Dr. Caster: That’s exactly right.
Q: How new is that?
Dr. Caster: Well, as I said, the first excimer laser was used on human eyes in 1988, and since then there have been a lot of companies around the world who have developed lasers in order to correct nearsightedness or astigmatism. So there are a couple of companies here in the United States that make excimer lasers. There are German companies. There are Japanese companies. This procedure is being performed all over the world right now. It’s really very popular throughout Asia, throughout South America, throughout Europe.
Q: So, it’s actually, sort of, had a delayed arrival here in the U.S.
Dr. Caster: It’s definitely had a delayed arrival here as the FDA has been studying it and has held off letting patients in the United States have it performed until the FDA had completed their studies.

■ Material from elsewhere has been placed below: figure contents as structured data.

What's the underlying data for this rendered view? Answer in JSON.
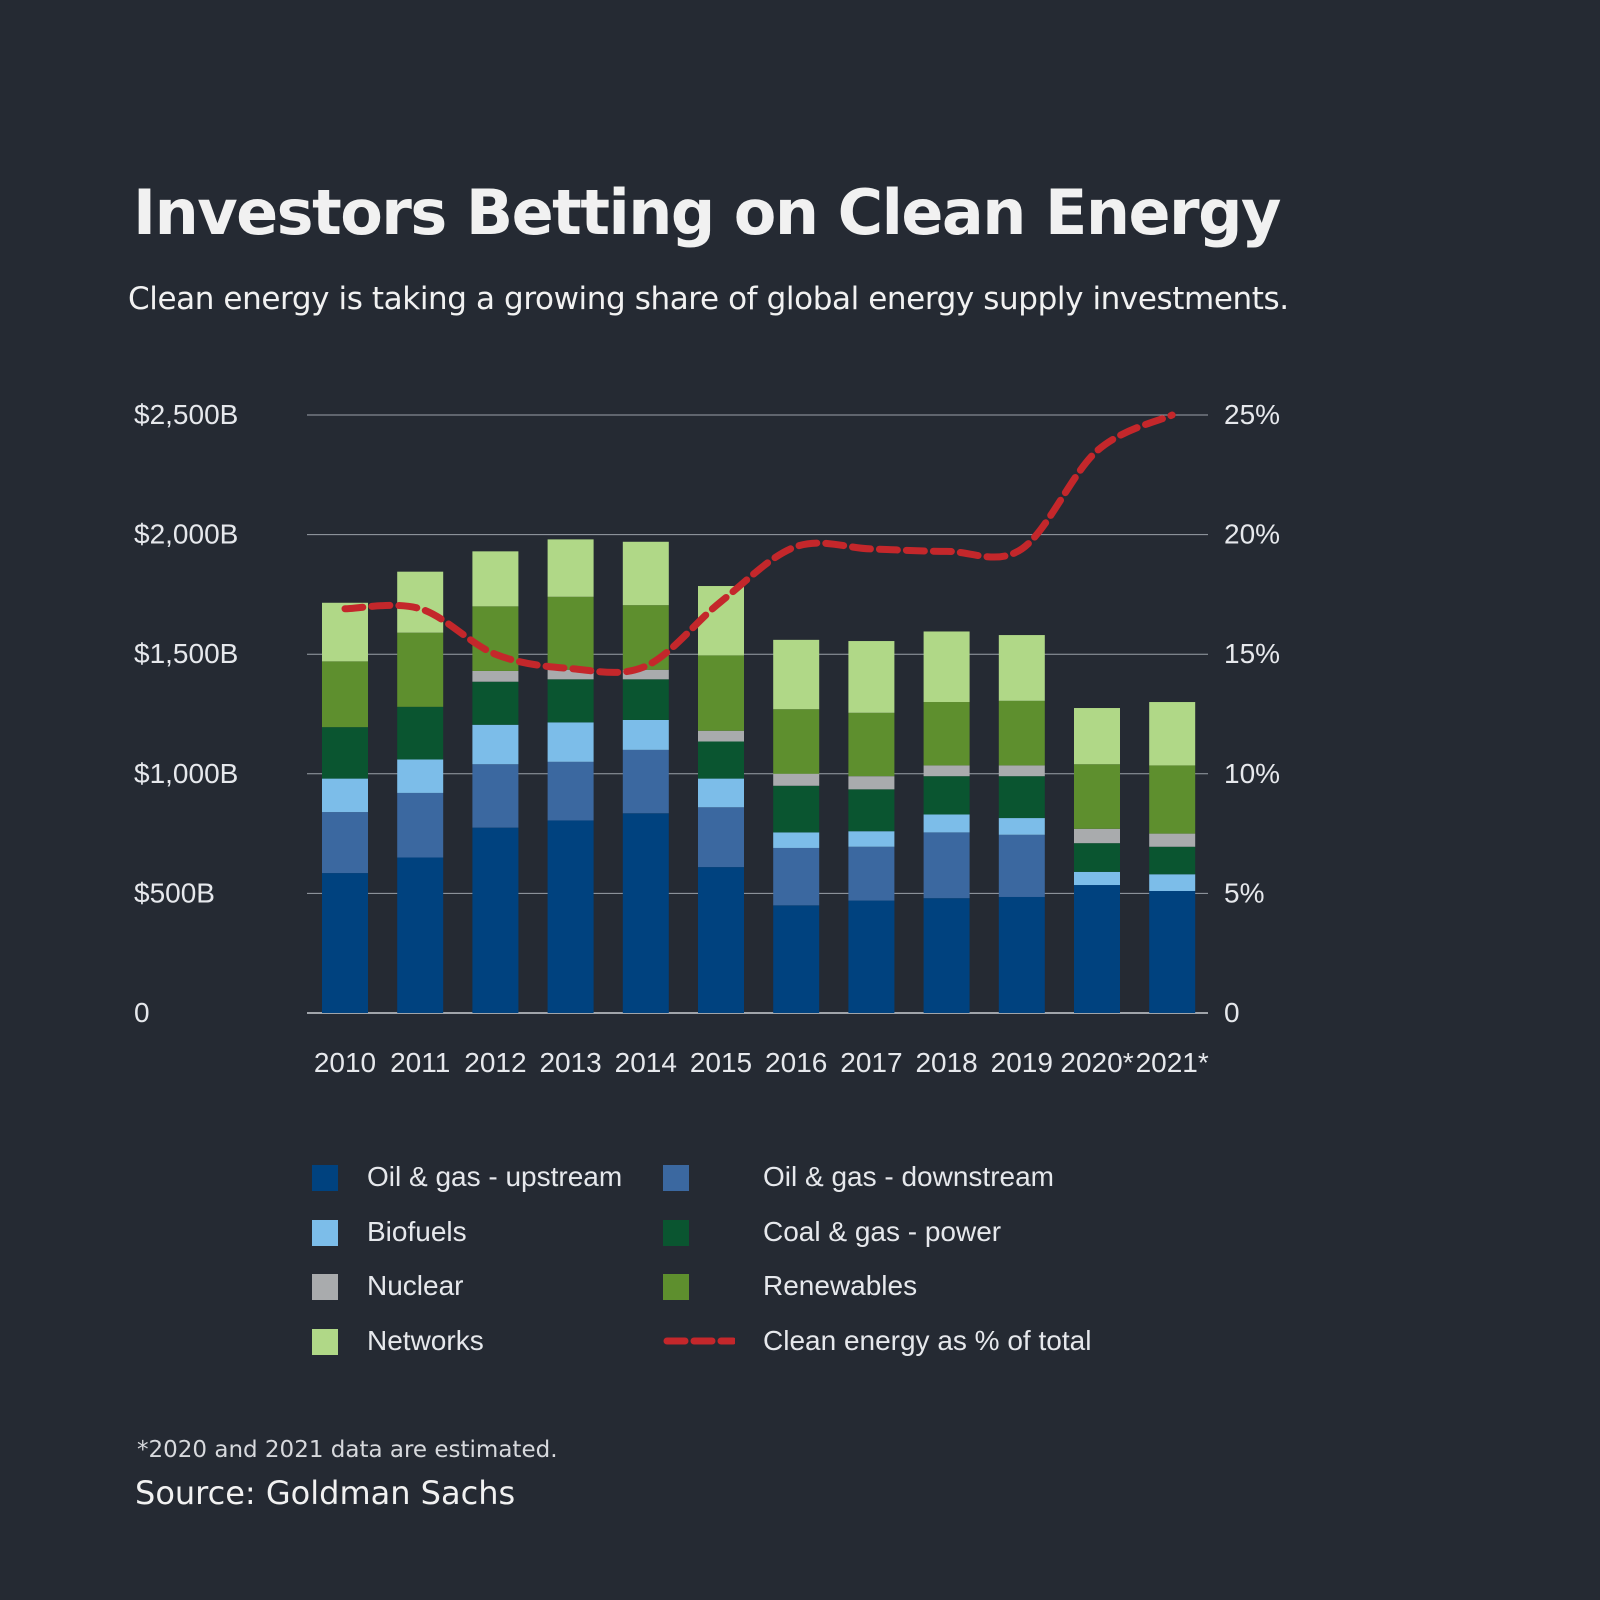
{
  "title": "Investors Betting on Clean Energy",
  "subtitle": "Clean energy is taking a growing share of global energy supply investments.",
  "footnote": "*2020 and 2021 data are estimated.",
  "source": "Source: Goldman Sachs",
  "chart_data": {
    "type": "bar",
    "stacked": true,
    "categories": [
      "2010",
      "2011",
      "2012",
      "2013",
      "2014",
      "2015",
      "2016",
      "2017",
      "2018",
      "2019",
      "2020*",
      "2021*"
    ],
    "y_left": {
      "ticks": [
        0,
        500,
        1000,
        1500,
        2000,
        2500
      ],
      "tick_labels": [
        "0",
        "$500B",
        "$1,000B",
        "$1,500B",
        "$2,000B",
        "$2,500B"
      ],
      "ylim": [
        0,
        2500
      ]
    },
    "y_right": {
      "ticks": [
        0,
        5,
        10,
        15,
        20,
        25
      ],
      "tick_labels": [
        "0",
        "5%",
        "10%",
        "15%",
        "20%",
        "25%"
      ],
      "ylim": [
        0,
        25
      ]
    },
    "grid": true,
    "legend_position": "bottom",
    "series": [
      {
        "name": "Oil & gas - upstream",
        "color": "#00427f",
        "values": [
          585,
          650,
          775,
          805,
          835,
          610,
          450,
          470,
          480,
          485,
          535,
          510
        ]
      },
      {
        "name": "Oil & gas - downstream",
        "color": "#3b68a0",
        "values": [
          255,
          270,
          265,
          245,
          265,
          250,
          240,
          225,
          275,
          260,
          0,
          0
        ]
      },
      {
        "name": "Biofuels",
        "color": "#7cbde9",
        "values": [
          140,
          140,
          165,
          165,
          125,
          120,
          65,
          65,
          75,
          70,
          55,
          70
        ]
      },
      {
        "name": "Coal & gas - power",
        "color": "#0a5530",
        "values": [
          215,
          220,
          180,
          180,
          170,
          155,
          195,
          175,
          160,
          175,
          120,
          115
        ]
      },
      {
        "name": "Nuclear",
        "color": "#a9abad",
        "values": [
          0,
          0,
          45,
          40,
          40,
          45,
          50,
          55,
          45,
          45,
          60,
          55
        ]
      },
      {
        "name": "Renewables",
        "color": "#5e8f2e",
        "values": [
          275,
          310,
          270,
          305,
          270,
          315,
          270,
          265,
          265,
          270,
          270,
          285
        ]
      },
      {
        "name": "Networks",
        "color": "#b0d887",
        "values": [
          245,
          255,
          230,
          240,
          265,
          290,
          290,
          300,
          295,
          275,
          235,
          265
        ]
      }
    ],
    "line_series": {
      "name": "Clean energy as % of total",
      "color": "#c4272b",
      "axis": "right",
      "values": [
        16.9,
        16.9,
        15.0,
        14.4,
        14.5,
        17.2,
        19.5,
        19.4,
        19.3,
        19.4,
        23.5,
        25.0
      ]
    }
  }
}
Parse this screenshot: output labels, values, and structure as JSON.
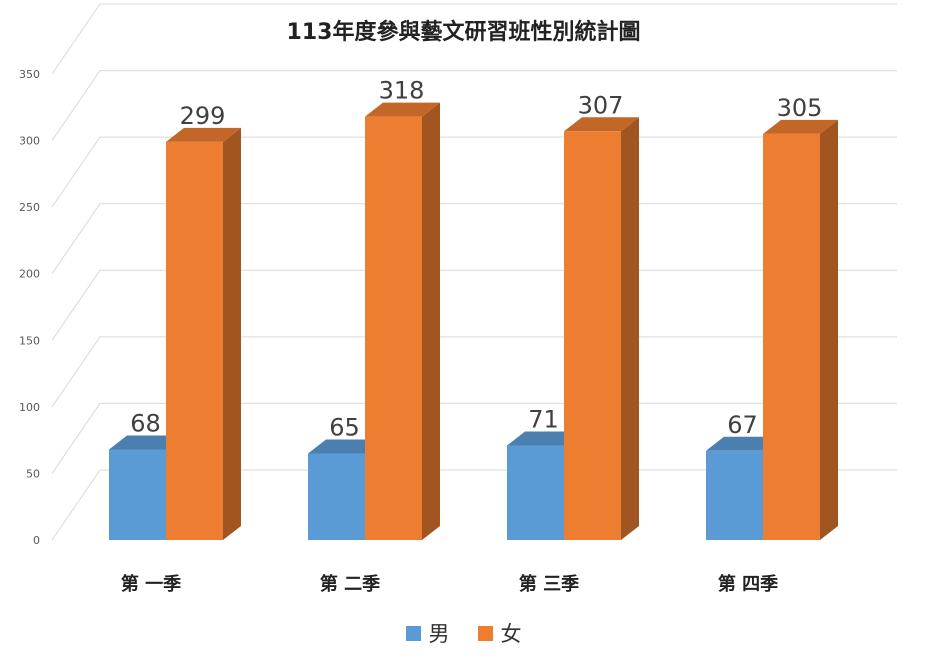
{
  "chart_data": {
    "type": "bar",
    "title": "113年度參與藝文研習班性別統計圖",
    "categories": [
      "第 一季",
      "第 二季",
      "第 三季",
      "第 四季"
    ],
    "series": [
      {
        "name": "男",
        "values": [
          68,
          65,
          71,
          67
        ],
        "color": "#5B9BD5"
      },
      {
        "name": "女",
        "values": [
          299,
          318,
          307,
          305
        ],
        "color": "#ED7D31"
      }
    ],
    "ylim": [
      0,
      350
    ],
    "yticks": [
      "0",
      "50",
      "100",
      "150",
      "200",
      "250",
      "300",
      "350"
    ],
    "grid": true,
    "legend_position": "bottom",
    "style": "3d-column"
  }
}
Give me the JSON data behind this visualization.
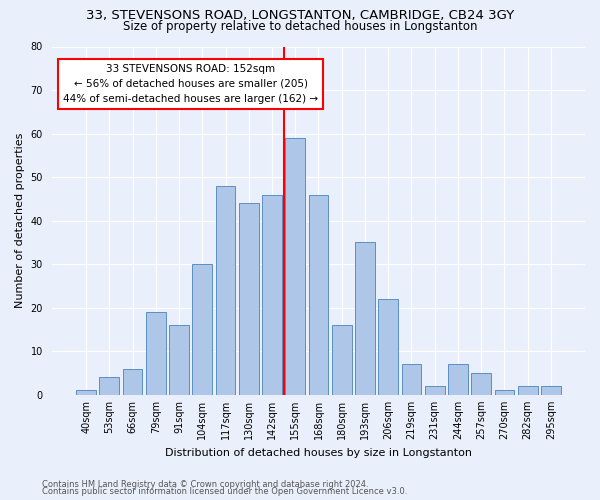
{
  "title_line1": "33, STEVENSONS ROAD, LONGSTANTON, CAMBRIDGE, CB24 3GY",
  "title_line2": "Size of property relative to detached houses in Longstanton",
  "xlabel": "Distribution of detached houses by size in Longstanton",
  "ylabel": "Number of detached properties",
  "bar_values": [
    1,
    4,
    6,
    19,
    16,
    30,
    48,
    44,
    46,
    59,
    46,
    16,
    35,
    22,
    7,
    2,
    7,
    5,
    1,
    2,
    2
  ],
  "bar_labels": [
    "40sqm",
    "53sqm",
    "66sqm",
    "79sqm",
    "91sqm",
    "104sqm",
    "117sqm",
    "130sqm",
    "142sqm",
    "155sqm",
    "168sqm",
    "180sqm",
    "193sqm",
    "206sqm",
    "219sqm",
    "231sqm",
    "244sqm",
    "257sqm",
    "270sqm",
    "282sqm",
    "295sqm"
  ],
  "bar_color": "#aec6e8",
  "bar_edgecolor": "#5a8fc2",
  "annotation_line1": "33 STEVENSONS ROAD: 152sqm",
  "annotation_line2": "← 56% of detached houses are smaller (205)",
  "annotation_line3": "44% of semi-detached houses are larger (162) →",
  "annotation_box_color": "white",
  "annotation_box_edgecolor": "red",
  "vline_color": "red",
  "vline_x": 8.5,
  "ylim": [
    0,
    80
  ],
  "yticks": [
    0,
    10,
    20,
    30,
    40,
    50,
    60,
    70,
    80
  ],
  "bg_color": "#eaf0fb",
  "footer_line1": "Contains HM Land Registry data © Crown copyright and database right 2024.",
  "footer_line2": "Contains public sector information licensed under the Open Government Licence v3.0.",
  "title_fontsize": 9.5,
  "subtitle_fontsize": 8.5,
  "axis_label_fontsize": 8,
  "tick_fontsize": 7,
  "annotation_fontsize": 7.5,
  "footer_fontsize": 6
}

Q: Well, Dr. Caster. Thank you so much for joining me.
Dr. Caster: It’s been a real pleasure. Thank you.
Q: My guest today has been ophthalmologist, Dr. Andrew Caster. His new book, The Eye Laser Miracle, The Complete Guide to Better Vision,” is published by Ballentine. You’re listening to Technation, Americans and Technology. His new book, “The Eye Laser Miracle, The Complete Guide to Better Vision,” is published by Ballentine.